Aneels Stimme flutete mit elbischer Macht meinen Geist. „Lilia, halte inne.“
Verwirrt schaute ich auf. „Womit?“
Und so erhielten die beiden Elben einen ersten Vorgeschmack auf die Wahnsinnsattacke des schwarzen Fürsten.
Am fortgeschrittenen Vormittag des folgenden Tages fand Alexis mich, noch immer tief schlafend, in meinem Bett vor. Er setzte sich einen Moment auf die Bettkante und betrachtete mein schmales Gesicht mit seinen unerklärlich dunklen Augenringen. Zärtlich streichelte er meine verknautschte Wange, bis ich mich regte.
„Geh in die Kathedrale, bring es hinter dich“, murmelte ich schlaftrunken.
„Was sagst du da?“, hakte Alexis nach, derweil er glaubte, sich verhört zu haben.
„Die Kathedrale, ich muss hinein.“
„Ja. Aber weder jetzt, noch ohne Plan und schon gar nicht allein“, erwiderte er streng.

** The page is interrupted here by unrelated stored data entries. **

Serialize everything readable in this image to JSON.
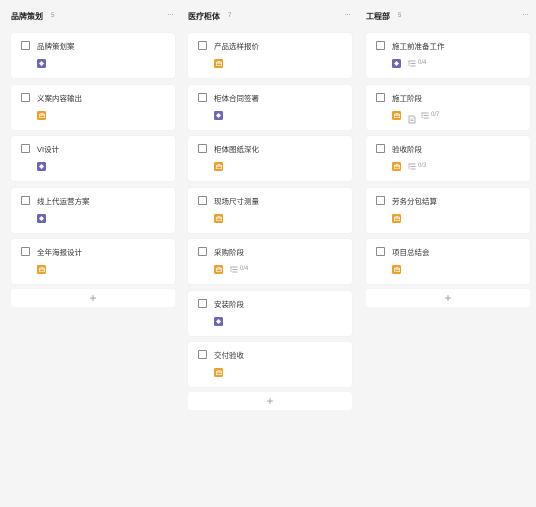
{
  "columns": [
    {
      "title": "品牌策划",
      "count": "5",
      "more": "···",
      "add": "+",
      "cards": [
        {
          "title": "品牌策划案",
          "tag": "purple"
        },
        {
          "title": "义案内容输出",
          "tag": "orange"
        },
        {
          "title": "VI设计",
          "tag": "purple"
        },
        {
          "title": "线上代运营方案",
          "tag": "purple"
        },
        {
          "title": "全年海报设计",
          "tag": "orange"
        }
      ]
    },
    {
      "title": "医疗柜体",
      "count": "7",
      "more": "···",
      "add": "+",
      "cards": [
        {
          "title": "产品选样报价",
          "tag": "orange"
        },
        {
          "title": "柜体合同签署",
          "tag": "purple"
        },
        {
          "title": "柜体图纸深化",
          "tag": "orange"
        },
        {
          "title": "现场尺寸测量",
          "tag": "orange"
        },
        {
          "title": "采购阶段",
          "tag": "orange",
          "subtasks": "0/4"
        },
        {
          "title": "安装阶段",
          "tag": "purple"
        },
        {
          "title": "交付验收",
          "tag": "orange"
        }
      ]
    },
    {
      "title": "工程部",
      "count": "5",
      "more": "···",
      "add": "+",
      "cards": [
        {
          "title": "施工前准备工作",
          "tag": "purple",
          "subtasks": "0/4"
        },
        {
          "title": "施工阶段",
          "tag": "orange",
          "note": true,
          "subtasks": "0/7"
        },
        {
          "title": "验收阶段",
          "tag": "orange",
          "subtasks": "0/3"
        },
        {
          "title": "劳务分包结算",
          "tag": "orange"
        },
        {
          "title": "项目总结会",
          "tag": "orange"
        }
      ]
    }
  ],
  "colors": {
    "purple": "#6b66b8",
    "orange": "#f0a028",
    "background": "#f5f5f5"
  },
  "icons": {
    "purple_tag": "diamond-icon",
    "orange_tag": "briefcase-icon",
    "subtasks": "subtask-list-icon",
    "note": "note-icon",
    "more": "more-dots-icon",
    "add": "plus-icon"
  }
}
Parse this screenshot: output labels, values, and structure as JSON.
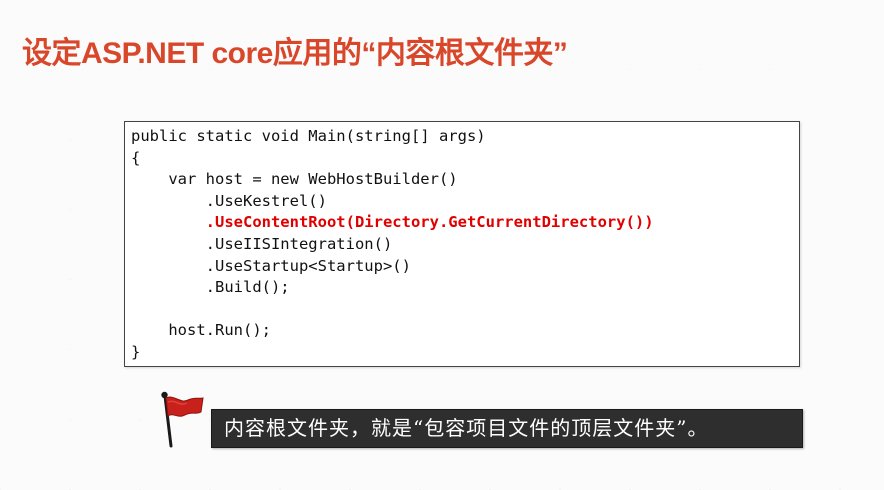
{
  "slide": {
    "title": "设定ASP.NET core应用的“内容根文件夹”"
  },
  "code": {
    "lines": [
      "public static void Main(string[] args)",
      "{",
      "    var host = new WebHostBuilder()",
      "        .UseKestrel()",
      "        .UseContentRoot(Directory.GetCurrentDirectory())",
      "        .UseIISIntegration()",
      "        .UseStartup<Startup>()",
      "        .Build();",
      "",
      "    host.Run();",
      "}"
    ],
    "highlight_line_index": 4,
    "highlight_color": "#e00000"
  },
  "callout": {
    "icon": "red-flag-icon",
    "text": "内容根文件夹，就是“包容项目文件的顶层文件夹”。"
  },
  "colors": {
    "title": "#d9472b",
    "callout_background": "#2e2e2e",
    "flag": "#c8201a"
  }
}
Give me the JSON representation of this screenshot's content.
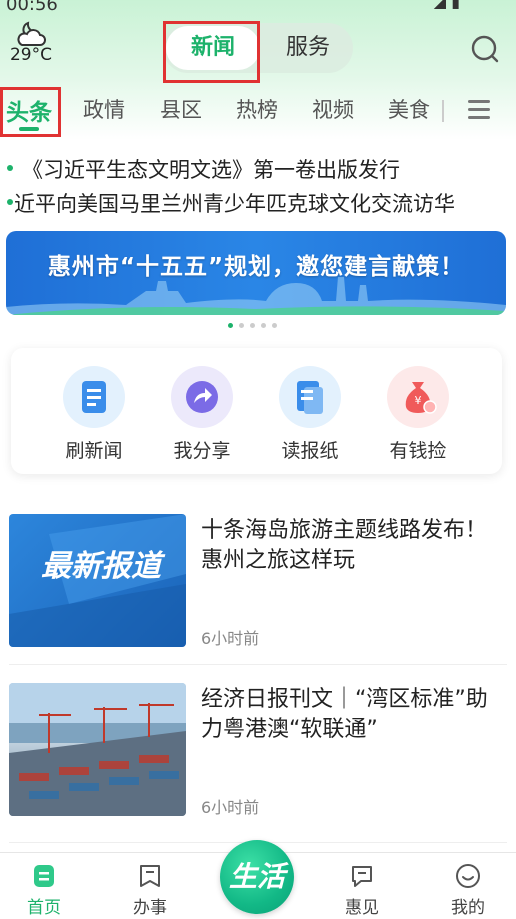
{
  "status": {
    "time": "00:56"
  },
  "weather": {
    "temp": "29°C",
    "icon": "cloudy-night-icon"
  },
  "segment": {
    "news": "新闻",
    "service": "服务"
  },
  "tabs": [
    "头条",
    "政情",
    "县区",
    "热榜",
    "视频",
    "美食"
  ],
  "ticker": [
    "《习近平生态文明文选》第一卷出版发行",
    "近平向美国马里兰州青少年匹克球文化交流访华"
  ],
  "banner": {
    "title": "惠州市“十五五”规划，邀您建言献策！"
  },
  "carousel": {
    "total": 5,
    "active": 0
  },
  "quick_actions": [
    {
      "label": "刷新闻",
      "icon": "news-doc-icon",
      "color": "#3a8dea",
      "bg": "#e3f1fd"
    },
    {
      "label": "我分享",
      "icon": "share-arrow-icon",
      "color": "#7b6be6",
      "bg": "#ece9fb"
    },
    {
      "label": "读报纸",
      "icon": "newspaper-icon",
      "color": "#3a8dea",
      "bg": "#e3f1fd"
    },
    {
      "label": "有钱捡",
      "icon": "money-bag-icon",
      "color": "#f05a5a",
      "bg": "#fde9e9"
    }
  ],
  "articles": [
    {
      "title": "十条海岛旅游主题线路发布！惠州之旅这样玩",
      "time": "6小时前",
      "thumb_text": "最新报道"
    },
    {
      "title": "经济日报刊文｜“湾区标准”助力粤港澳“软联通”",
      "time": "6小时前"
    }
  ],
  "bottom_nav": {
    "home": "首页",
    "affairs": "办事",
    "center": "生活",
    "huijian": "惠见",
    "mine": "我的"
  },
  "colors": {
    "accent": "#1db26b",
    "highlight": "#e03232"
  }
}
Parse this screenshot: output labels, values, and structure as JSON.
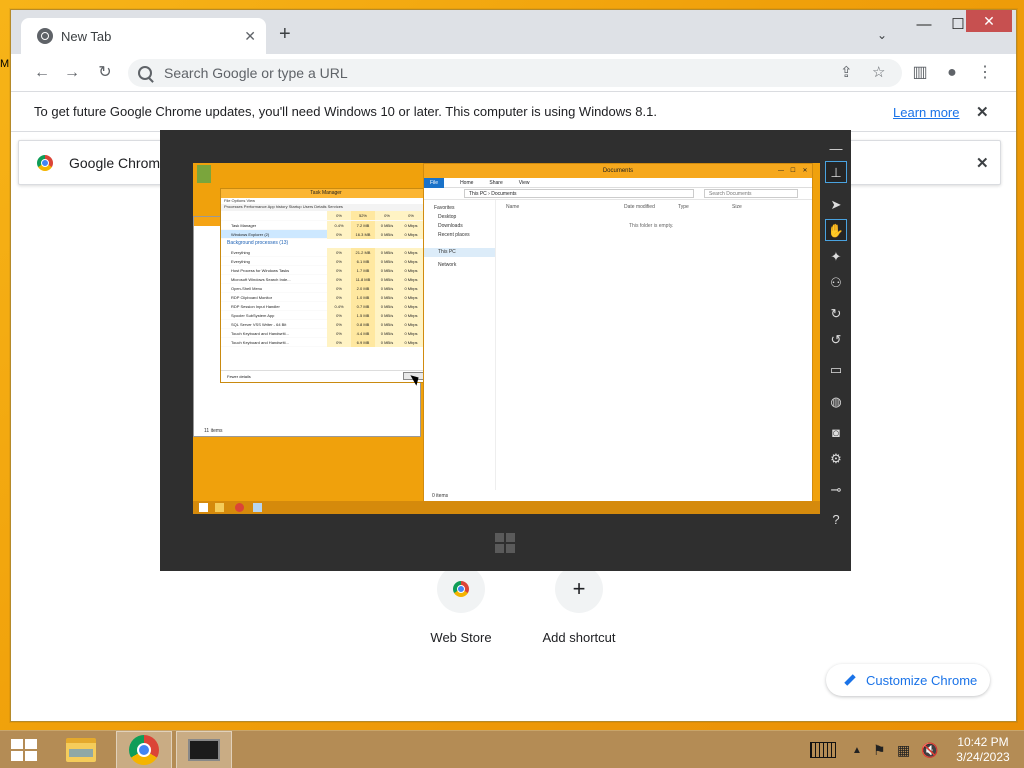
{
  "desktop": {
    "stray_text": "M"
  },
  "browser": {
    "tab": {
      "title": "New Tab"
    },
    "omnibox": {
      "placeholder": "Search Google or type a URL"
    },
    "infobar": {
      "message": "To get future Google Chrome updates, you'll need Windows 10 or later. This computer is using Windows 8.1.",
      "link": "Learn more"
    },
    "notification": {
      "text": "Google Chrome"
    },
    "shortcuts": [
      {
        "label": "Web Store"
      },
      {
        "label": "Add shortcut"
      }
    ],
    "customize_label": "Customize Chrome"
  },
  "remote_viewer": {
    "sidebar_icons": [
      "minimize-icon",
      "pin-icon",
      "pointer-icon",
      "hand-icon",
      "magic-icon",
      "group-icon",
      "rotate-icon",
      "rotate-back-icon",
      "monitor-icon",
      "globe-icon",
      "camera-icon",
      "gear-icon",
      "plug-icon",
      "help-icon"
    ],
    "remote_screen": {
      "task_manager": {
        "title": "Task Manager",
        "menu": "File  Options  View",
        "tabs": "Processes  Performance  App history  Startup  Users  Details  Services",
        "header": {
          "cpu": "0%",
          "memory": "52%",
          "disk": "0%",
          "network": "0%"
        },
        "apps": [
          {
            "name": "Task Manager",
            "cpu": "0.4%",
            "mem": "7.2 MB",
            "disk": "0 MB/s",
            "net": "0 Mbps"
          },
          {
            "name": "Windows Explorer (2)",
            "cpu": "0%",
            "mem": "16.3 MB",
            "disk": "0 MB/s",
            "net": "0 Mbps"
          }
        ],
        "background_group": "Background processes (13)",
        "background": [
          {
            "name": "Everything",
            "cpu": "0%",
            "mem": "21.2 MB",
            "disk": "0 MB/s",
            "net": "0 Mbps"
          },
          {
            "name": "Everything",
            "cpu": "0%",
            "mem": "6.1 MB",
            "disk": "0 MB/s",
            "net": "0 Mbps"
          },
          {
            "name": "Host Process for Windows Tasks",
            "cpu": "0%",
            "mem": "1.7 MB",
            "disk": "0 MB/s",
            "net": "0 Mbps"
          },
          {
            "name": "Microsoft Windows Search Inde...",
            "cpu": "0%",
            "mem": "11.8 MB",
            "disk": "0 MB/s",
            "net": "0 Mbps"
          },
          {
            "name": "Open-Shell Menu",
            "cpu": "0%",
            "mem": "2.0 MB",
            "disk": "0 MB/s",
            "net": "0 Mbps"
          },
          {
            "name": "RDP Clipboard Monitor",
            "cpu": "0%",
            "mem": "1.0 MB",
            "disk": "0 MB/s",
            "net": "0 Mbps"
          },
          {
            "name": "RDP Session Input Handler",
            "cpu": "0.4%",
            "mem": "0.7 MB",
            "disk": "0 MB/s",
            "net": "0 Mbps"
          },
          {
            "name": "Spooler SubSystem App",
            "cpu": "0%",
            "mem": "1.5 MB",
            "disk": "0 MB/s",
            "net": "0 Mbps"
          },
          {
            "name": "SQL Server VSS Writer - 64 Bit",
            "cpu": "0%",
            "mem": "0.8 MB",
            "disk": "0 MB/s",
            "net": "0 Mbps"
          },
          {
            "name": "Touch Keyboard and Handwriti...",
            "cpu": "0%",
            "mem": "4.4 MB",
            "disk": "0 MB/s",
            "net": "0 Mbps"
          },
          {
            "name": "Touch Keyboard and Handwriti...",
            "cpu": "0%",
            "mem": "6.9 MB",
            "disk": "0 MB/s",
            "net": "0 Mbps"
          }
        ],
        "fewer_details": "Fewer details"
      },
      "explorer_behind": {
        "status": "11 items"
      },
      "documents": {
        "title": "Documents",
        "ribbon": [
          "File",
          "Home",
          "Share",
          "View"
        ],
        "path": "This PC  ›  Documents",
        "search_placeholder": "Search Documents",
        "nav": [
          "Favorites",
          "Desktop",
          "Downloads",
          "Recent places",
          "This PC",
          "Network"
        ],
        "columns": [
          "Name",
          "Date modified",
          "Type",
          "Size"
        ],
        "empty_text": "This folder is empty.",
        "status": "0 items"
      }
    }
  },
  "taskbar": {
    "clock": {
      "time": "10:42 PM",
      "date": "3/24/2023"
    }
  }
}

Ich setzte mich auf und sah ihn irritiert an. „Wovon redest du?“
„Lil, also wirklich! Geh unter die kalte Dusche.“
„Brrrrh!“
„Das könnte eine Nebenwirkung sein. Hauptsache, du wirst klar im Kopf.“
Damit ging Alexis hinaus.
Hatte er ‚Plan‘ gesagt? „Wozu?“
Die nächsten Stunden verrannen, ohne dass ich mich erinnern könnte, womit.
Irgendwann erwischte Elin mich, allein in der Küche auf und ab gehend.
„Ich möchte mich bei dir bedanken.“
„Wofür?“
Verwundert schüttelte sie den Kopf. „Niemand außer dir vermochte es zu vollbringen, mich auf meinen Schicksalspfad zurück zu führen. Und die Gemeinschaft…“
Ohne ihr überhaupt zugehört zu haben, unterbrach ich die Elbe. „Wer wacht über Berlin? Gehe ich besser bei Tag oder Nacht in seine Kathedrale?“
„Lilia, komm mit.“
Elin nahm meine Hand und zog mich energischen Schritts hinaus zum Pferdestall.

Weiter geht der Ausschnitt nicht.